= Martyn W Jones =

British academic

Professor Martyn Woodley Jones is a British academic, currently serving as Chancellor of BPP University and Director General of UCFB in the UK.

Jones is Head of Quality and Standards at the Association of MBAs, where he has chaired more than 250 international peer review assessment panels.

== Academic career ==

Jones served as Deputy Vice-Chancellor of Kingston University London from 2014 to 2024, and was previously Pro Vice-Chancellor between 2007 and 2014. From 2003 to 2007 he was Dean of Kent Business School at the University of Kent. He had earlier been Dean of the Business School at Aberystwyth University from 1999 to 2003, and MBA Director at Cranfield School of Management in the 1990s.

== Military service ==

Before entering academia, Jones served as an officer in the British Army. Following jungle training in Borneo, he commanded a regiment in Germany and attained the rank of colonel before leaving the service.
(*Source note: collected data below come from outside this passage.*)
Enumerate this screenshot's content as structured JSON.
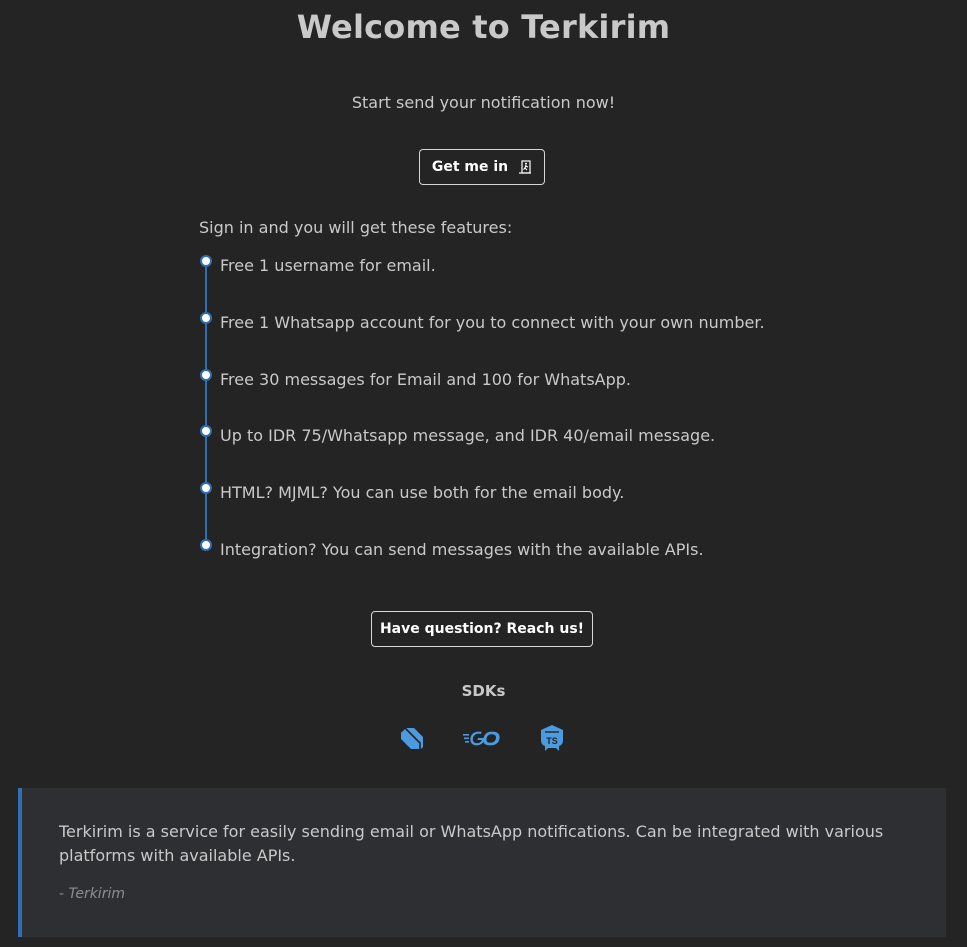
{
  "header": {
    "title": "Welcome to Terkirim",
    "subtitle": "Start send your notification now!"
  },
  "cta": {
    "get_in_label": "Get me in",
    "get_in_icon": "door-enter-icon"
  },
  "features": {
    "heading": "Sign in and you will get these features:",
    "items": [
      "Free 1 username for email.",
      "Free 1 Whatsapp account for you to connect with your own number.",
      "Free 30 messages for Email and 100 for WhatsApp.",
      "Up to IDR 75/Whatsapp message, and IDR 40/email message.",
      "HTML? MJML? You can use both for the email body.",
      "Integration? You can send messages with the available APIs."
    ]
  },
  "contact": {
    "label": "Have question? Reach us!"
  },
  "sdks": {
    "heading": "SDKs",
    "items": [
      {
        "name": "dart",
        "icon": "dart-logo-icon"
      },
      {
        "name": "go",
        "icon": "go-logo-icon"
      },
      {
        "name": "typescript",
        "icon": "typescript-logo-icon"
      }
    ]
  },
  "quote": {
    "text": "Terkirim is a service for easily sending email or WhatsApp notifications. Can be integrated with various platforms with available APIs.",
    "cite": "- Terkirim"
  },
  "colors": {
    "background": "#242424",
    "accent": "#2f6fb3",
    "sdk_icon": "#4a9be0",
    "quote_bg": "#2e2f33"
  }
}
== Government and policy work ==

Jones advised the UK government during the early stages of planning for the 1997 transfer of sovereignty over Hong Kong, briefing Prime Minister Margaret Thatcher. He also contributed to US and UK nuclear weapons policy discussions under Vice President Dan Quayle.

== Other activities ==

Jones is an adviser to the House of Lords on educational policy.